(TNS) — Dylan Gordon was looking for a change in career and location last fall when the western Maine native saw a chance to do both while helping others.
After a crash-course training program, Gordon headed for Louisiana in October to help with the Red Cross disaster response to Hurricane Nate, then was sent on to Houston after Hurricane Harvey. Nearly three months later, the 20-year-old is still "deployed" as a Red Cross volunteer, helping residents of Puerto Rico recover from Hurricane Maria.
"I enjoy what I do every day and that, to me, is worth more than money," Gordon said in a phone interview from San Juan.
Justine Fraser, meanwhile, is wrapping up a three-week stint in San Juan helping people who lost loved ones during or after the storm.
"It's healing work," said Fraser, a licensed social worker from South Portland. "They are still suffering, but we are working on healing together."
Maine's Red Cross program helped arrange 140 deployments — largely of volunteers — from the state in 2017 to assist in the aftermath of hurricanes, wildfires and other disasters. While the scale of the American Red Cross' disaster response and recovery effort is much smaller today than it was a few months ago, volunteers from Maine and across the country continue to work in hard-hit areas such as Puerto Rico.
Most years, Maine's Red Cross program tends to send experienced volunteers or staffers to assist with specific tasks — such as logistics or direct care — in areas hit by a disaster.
Justine Fraser, a South Portland social worker, helped counsel people in Puerto Rico who lost loved ones in Hurricane Maria. Photo courtesy of Red Cross
"This year was a little different in that there were so many large-scale disasters happening simultaneously that we started holding rapid deployment training for volunteers ... to deploy them as soon as possible," said Dave Sheehan, regional disaster program officer for the Red Cross in Maine. "That is a lot of people for us. Here in the Northeast, we provided a lot of people around the country to respond to these disasters."
While last fall's hurricanes have largely slipped from the daily headlines, Sheehan said there is still plenty of work to be done, particularly in Puerto Rico. When it made landfall Sept. 20, Hurricane Maria destroyed the island's power grid, demolished countless homes and crippled the road infrastructure.
Gordon arrived in Puerto Rico on Nov. 11 and has spent much of his time helping to distribute food, water and other supplies around the island. More than seven weeks later, debris is still scattered everywhere, but the roads are clearer and more of the island is regaining electricity, said Gordon, who is based in San Juan.
"We are constantly finding new people," said Gordon, who lived in West Paris and worked as a carpenter before volunteering with the Red Cross. "This island isn't that big, but there are a lot of people who still need help."
Fraser, the South Portland social worker, is a member of a "condolence care team" that helps people who lost loved ones during the hurricane or in its aftermath. Working with local funeral homes, the four-person team offers immediate counseling, health care and spiritual assistance to individuals or families struggling with a recent death.
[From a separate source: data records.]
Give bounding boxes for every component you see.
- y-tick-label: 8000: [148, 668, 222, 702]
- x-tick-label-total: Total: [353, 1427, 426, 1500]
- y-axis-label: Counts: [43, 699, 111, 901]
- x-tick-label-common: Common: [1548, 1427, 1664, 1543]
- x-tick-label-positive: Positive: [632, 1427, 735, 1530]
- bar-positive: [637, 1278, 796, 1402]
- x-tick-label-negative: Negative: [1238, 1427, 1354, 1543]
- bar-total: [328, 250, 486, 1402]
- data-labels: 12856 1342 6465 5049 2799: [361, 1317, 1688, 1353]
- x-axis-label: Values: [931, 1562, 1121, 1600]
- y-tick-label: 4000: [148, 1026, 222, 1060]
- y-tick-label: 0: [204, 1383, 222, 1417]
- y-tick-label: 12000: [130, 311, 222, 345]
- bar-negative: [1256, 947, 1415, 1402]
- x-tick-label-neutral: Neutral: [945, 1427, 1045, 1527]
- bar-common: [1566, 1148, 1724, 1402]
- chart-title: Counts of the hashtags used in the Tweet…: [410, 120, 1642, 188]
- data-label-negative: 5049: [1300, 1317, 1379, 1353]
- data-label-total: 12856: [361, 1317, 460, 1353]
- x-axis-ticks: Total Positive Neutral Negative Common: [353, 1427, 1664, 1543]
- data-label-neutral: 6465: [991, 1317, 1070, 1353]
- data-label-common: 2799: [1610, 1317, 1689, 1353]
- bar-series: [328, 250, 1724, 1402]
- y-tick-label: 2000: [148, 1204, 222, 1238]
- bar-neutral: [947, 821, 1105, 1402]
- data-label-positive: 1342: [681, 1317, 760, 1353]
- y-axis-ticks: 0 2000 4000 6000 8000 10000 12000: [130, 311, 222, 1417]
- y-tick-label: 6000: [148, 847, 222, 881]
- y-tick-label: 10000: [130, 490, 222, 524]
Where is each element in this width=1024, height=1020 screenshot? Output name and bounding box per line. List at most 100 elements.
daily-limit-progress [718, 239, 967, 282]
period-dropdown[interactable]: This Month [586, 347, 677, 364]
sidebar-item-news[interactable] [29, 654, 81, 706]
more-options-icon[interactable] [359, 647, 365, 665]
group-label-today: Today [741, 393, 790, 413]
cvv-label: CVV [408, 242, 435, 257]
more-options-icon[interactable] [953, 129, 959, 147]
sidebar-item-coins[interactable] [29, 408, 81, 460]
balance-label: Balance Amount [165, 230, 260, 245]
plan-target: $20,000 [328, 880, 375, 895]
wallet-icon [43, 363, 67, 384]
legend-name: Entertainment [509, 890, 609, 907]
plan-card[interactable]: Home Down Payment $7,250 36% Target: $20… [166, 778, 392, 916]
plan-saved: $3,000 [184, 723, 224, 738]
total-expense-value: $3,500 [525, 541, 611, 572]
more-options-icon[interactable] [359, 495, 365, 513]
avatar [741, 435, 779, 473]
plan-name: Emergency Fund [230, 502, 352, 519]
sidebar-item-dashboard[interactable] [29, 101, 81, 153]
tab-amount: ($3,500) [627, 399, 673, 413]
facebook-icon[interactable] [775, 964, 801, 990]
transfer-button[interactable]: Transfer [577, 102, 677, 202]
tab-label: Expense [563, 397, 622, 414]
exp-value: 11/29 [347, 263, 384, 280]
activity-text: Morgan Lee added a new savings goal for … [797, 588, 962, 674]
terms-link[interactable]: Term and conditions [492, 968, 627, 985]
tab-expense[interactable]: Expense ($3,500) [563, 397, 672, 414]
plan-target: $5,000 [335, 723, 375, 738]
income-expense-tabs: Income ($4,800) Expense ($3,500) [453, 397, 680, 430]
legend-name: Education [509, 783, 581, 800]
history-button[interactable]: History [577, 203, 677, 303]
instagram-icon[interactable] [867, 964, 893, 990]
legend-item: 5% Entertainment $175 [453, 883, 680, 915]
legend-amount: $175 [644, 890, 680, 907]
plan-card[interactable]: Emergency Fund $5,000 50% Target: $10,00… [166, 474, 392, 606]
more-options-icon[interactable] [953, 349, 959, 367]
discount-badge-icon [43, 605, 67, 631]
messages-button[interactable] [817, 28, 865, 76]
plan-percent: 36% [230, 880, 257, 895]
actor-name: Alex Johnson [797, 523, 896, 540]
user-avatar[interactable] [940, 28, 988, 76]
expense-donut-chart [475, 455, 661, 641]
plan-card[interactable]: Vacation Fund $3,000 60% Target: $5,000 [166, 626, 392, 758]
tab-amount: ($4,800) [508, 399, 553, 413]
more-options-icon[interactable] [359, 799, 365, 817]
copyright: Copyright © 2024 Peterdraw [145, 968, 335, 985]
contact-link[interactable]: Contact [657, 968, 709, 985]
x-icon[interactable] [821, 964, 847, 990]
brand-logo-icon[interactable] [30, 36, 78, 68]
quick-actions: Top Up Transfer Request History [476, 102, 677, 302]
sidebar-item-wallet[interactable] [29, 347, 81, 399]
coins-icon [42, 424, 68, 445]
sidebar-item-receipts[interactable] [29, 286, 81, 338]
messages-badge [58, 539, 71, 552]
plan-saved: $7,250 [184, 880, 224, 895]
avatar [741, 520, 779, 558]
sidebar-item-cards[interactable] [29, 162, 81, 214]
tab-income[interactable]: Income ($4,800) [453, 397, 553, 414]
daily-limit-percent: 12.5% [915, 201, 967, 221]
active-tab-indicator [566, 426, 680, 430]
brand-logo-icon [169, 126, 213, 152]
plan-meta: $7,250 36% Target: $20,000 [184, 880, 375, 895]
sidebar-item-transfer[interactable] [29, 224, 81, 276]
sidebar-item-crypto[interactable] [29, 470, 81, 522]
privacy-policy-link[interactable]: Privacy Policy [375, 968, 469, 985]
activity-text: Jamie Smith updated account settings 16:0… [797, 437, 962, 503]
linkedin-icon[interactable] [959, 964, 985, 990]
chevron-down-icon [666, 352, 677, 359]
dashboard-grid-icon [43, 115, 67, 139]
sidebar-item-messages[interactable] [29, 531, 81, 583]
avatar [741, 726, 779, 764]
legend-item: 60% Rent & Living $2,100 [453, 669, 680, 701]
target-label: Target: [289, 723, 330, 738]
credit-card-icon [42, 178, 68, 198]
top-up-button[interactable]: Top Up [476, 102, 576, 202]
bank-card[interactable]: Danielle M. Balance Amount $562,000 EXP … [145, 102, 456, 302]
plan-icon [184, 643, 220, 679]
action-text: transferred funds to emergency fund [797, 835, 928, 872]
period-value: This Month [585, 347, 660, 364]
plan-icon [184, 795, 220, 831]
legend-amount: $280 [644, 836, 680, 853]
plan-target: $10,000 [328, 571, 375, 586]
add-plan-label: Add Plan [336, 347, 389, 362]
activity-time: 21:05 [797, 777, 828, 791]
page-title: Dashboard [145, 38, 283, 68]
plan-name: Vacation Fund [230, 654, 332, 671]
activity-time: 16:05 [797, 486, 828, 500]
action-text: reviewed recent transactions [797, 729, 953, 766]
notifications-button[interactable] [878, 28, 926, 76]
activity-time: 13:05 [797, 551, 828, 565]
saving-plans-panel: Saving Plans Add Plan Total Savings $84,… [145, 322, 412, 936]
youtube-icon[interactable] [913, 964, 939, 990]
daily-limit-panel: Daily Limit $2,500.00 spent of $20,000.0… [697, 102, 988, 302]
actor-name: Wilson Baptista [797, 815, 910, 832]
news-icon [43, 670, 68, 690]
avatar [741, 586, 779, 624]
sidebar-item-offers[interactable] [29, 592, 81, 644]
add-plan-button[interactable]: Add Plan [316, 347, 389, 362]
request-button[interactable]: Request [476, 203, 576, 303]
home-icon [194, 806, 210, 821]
Like Gordon, Fraser had not deployed as a volunteer before this year. But Fraser, who is a mental health counselor for Pathways of Maine in Scarborough, said the experience in Puerto Rico has been challenging yet rewarding.
"I saw what was going on down here and I thought, 'Oh my God, I wish I could do more,' " said Fraser, who was given time off from her job to go to Puerto Rico. "People are so grateful and kind. I feel fortunate to be here."
Sheehan, the Red Cross officer, also deployed twice in the fall, first to Georgia after Hurricane Irma and then to Puerto Rico. While the initial disaster work primarily focused on meeting local residents' immediate needs — especially clean water and food — the work is now transitioning more to the "recovery" phase.
As an example, Sheehan said he was involved with distributing durable, gravity-fed water filtration systems so that island residents could spend more time beginning to rebuild their homes or returning to work rather than waiting hours for water deliveries.
"We are always looking for more people, but at this point we are not running those rapid-deployment boot camps," Sheehan said.
Throughout the busy deployment season, the Maine Red Cross continued to offer assistance after local disasters, such as when fire destroys a family's home.
For his part, Gordon said he was enjoying his newfound status as a long-term volunteer in Puerto Rico. He joked that the work comes with a six-figure salary, but "sadly, they are all zeros."
"These people are amazing," he said of inhabitants of the U.S. territory. "Their culture is beautiful, and they put such value on family."